Taboo subjects: ordinary domestic scenes, love between Africans (unless a death is involved), references to African writers or intellectuals, mention of school-going children who are not suffering from yaws or Ebola fever or female genital mutilation.
Broad brushstrokes throughout are good. Avoid having the African characters laugh, or struggle to educate their kids, or just make do in mundane circumstances. Have them illuminate something about Europe or America in Africa. African characters should be colourful, exotic, larger than life—but empty inside, with no dialogue, no conflicts or resolutions in their stories, no depth or quirks to confuse the cause. 
How often do we get to read about good things coming from Africa? Or even more rarely, normal things? It's nearly always crushing poverty, disease and death on one end, and rampant corruption and its associated shameless opulence on the other. If there is something good, it's frequently an idealized "there's this tribe in Africa that doesn't have singular pronouns in their language because they believe so strongly in community," type of story.

Why is this? Maybe because, like the Kristof piece in the NYT, the objective of many stories published in the West about Africa is to get people to donate money to alleviate the suffering of the poor. It may be because corrupt leaders need to be held accountable. It may because Westerns are addicted to bad news and stories of tragedy, whether they happen in Africa or any other part of the world.

And in the end, if people just want to help people in need, what's wrong with this?

First, it's manipulative: it is using real people's real suffering to tug at the heartstrings of potential donors in order to reach a financial end.

It's dehumanizing: while there are people of all kinds on the enormous continent that is Africa, focusing on the "otherness" that many people associate with it only perpetuates a huge gap between "us" and "them," frequently with the implication that "we" are better/more advanced/more capable/etc.

It's dis-empowering: by focusing on what is wrong - corrupt, inept leaders; ignorant, uneducated village-dwellers; dirty slums - without also telling the stories of those working to solve the problems, it perpetuates the so-called "white savior complex" that Westerners frequently develop, that overwhelming need to sweep in and "fix" things or "save" people in Africa.

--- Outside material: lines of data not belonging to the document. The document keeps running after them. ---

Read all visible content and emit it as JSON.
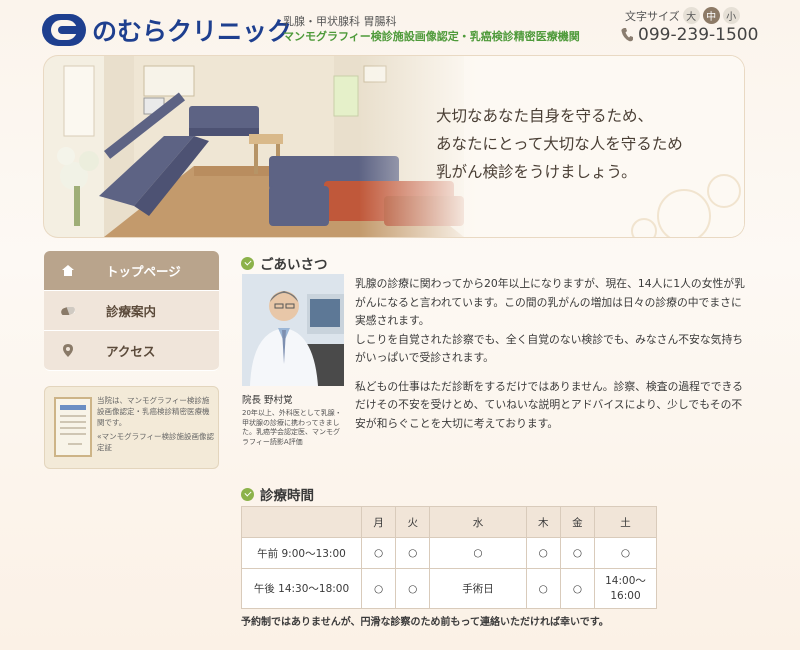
{
  "header": {
    "logo_text": "のむらクリニック",
    "departments": "乳腺・甲状腺科 胃腸科",
    "certification": "マンモグラフィー検診施設画像認定・乳癌検診精密医療機関",
    "font_size_label": "文字サイズ",
    "font_sizes": [
      "大",
      "中",
      "小"
    ],
    "font_size_selected": "中",
    "phone": "099-239-1500"
  },
  "hero": {
    "lines": [
      "大切なあなた自身を守るため、",
      "あなたにとって大切な人を守るため",
      "乳がん検診をうけましょう。"
    ]
  },
  "nav": {
    "items": [
      {
        "label": "トップページ",
        "icon": "home-icon"
      },
      {
        "label": "診療案内",
        "icon": "pill-icon"
      },
      {
        "label": "アクセス",
        "icon": "map-pin-icon"
      }
    ]
  },
  "cert_box": {
    "text": "当院は、マンモグラフィー検診施設画像認定・乳癌検診精密医療機関です。",
    "caption": "«マンモグラフィー検診施設画像認定証"
  },
  "greeting": {
    "title": "ごあいさつ",
    "doctor_caption": "院長 野村覚",
    "doctor_bio": "20年以上、外科医として乳腺・甲状腺の診療に携わってきました。乳癌学会認定医、マンモグラフィー読影A評価",
    "paragraph1_line1": "乳腺の診療に関わってから20年以上になりますが、現在、14人に1人の女性が乳がんになると言われています。この間の乳がんの増加は日々の診療の中でまさに実感されます。",
    "paragraph1_line2": "しこりを自覚された診察でも、全く自覚のない検診でも、みなさん不安な気持ちがいっぱいで受診されます。",
    "paragraph2": "私どもの仕事はただ診断をするだけではありません。診察、検査の過程でできるだけその不安を受けとめ、ていねいな説明とアドバイスにより、少しでもその不安が和らぐことを大切に考えております。"
  },
  "hours": {
    "title": "診療時間",
    "days": [
      "月",
      "火",
      "水",
      "木",
      "金",
      "土"
    ],
    "rows": [
      {
        "label": "午前 9:00〜13:00",
        "cells": [
          "○",
          "○",
          "○",
          "○",
          "○",
          "○"
        ]
      },
      {
        "label": "午後 14:30〜18:00",
        "cells": [
          "○",
          "○",
          "手術日",
          "○",
          "○",
          "14:00〜16:00"
        ]
      }
    ],
    "note": "予約制ではありませんが、円滑な診察のため前もって連絡いただければ幸いです。"
  },
  "colors": {
    "brand_blue": "#1e3f8f",
    "accent_green": "#4e9a3a",
    "nav_active": "#b9a48c",
    "nav_bg": "#f0e5da"
  }
}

This applies to many situations, not just portraying Africa. Think about the movie "The Blind Side." When it came out, many people loved it, but many complained that it also had an element of this "White Savior Complex," to it's portrayal of a rich white family adopting a young black football player. It's an interesting example because it's a true story, which might make you think that it can't fall into this category of stereotype-reinforcing narratives. However, there were dozens-to-hundreds of decisions made regarding how to tell the story.

The biggest such decision was to frame the story mostly from the perspective of the rich, white wife who used her influence to get the poor, black kid into her biological kids' private school. It easily could have been told as the story of Michael Ohr, a kid born into difficult circumstances who, through his toughness, ability and hard work, was able to make a better life for himself with the support of a wealthy family that believed in him. The same story would have left us with a different hero.

Over the last two years, I have become much more sensitive to the choices people make in how they portray others, both in written word and image. Who is the protagonist? Who is able to influence the outcome of a situation? Who is given backstory and depth? Who is in the center of the frame and who is in the background? Because these are all choices and they affect how people are led to see others.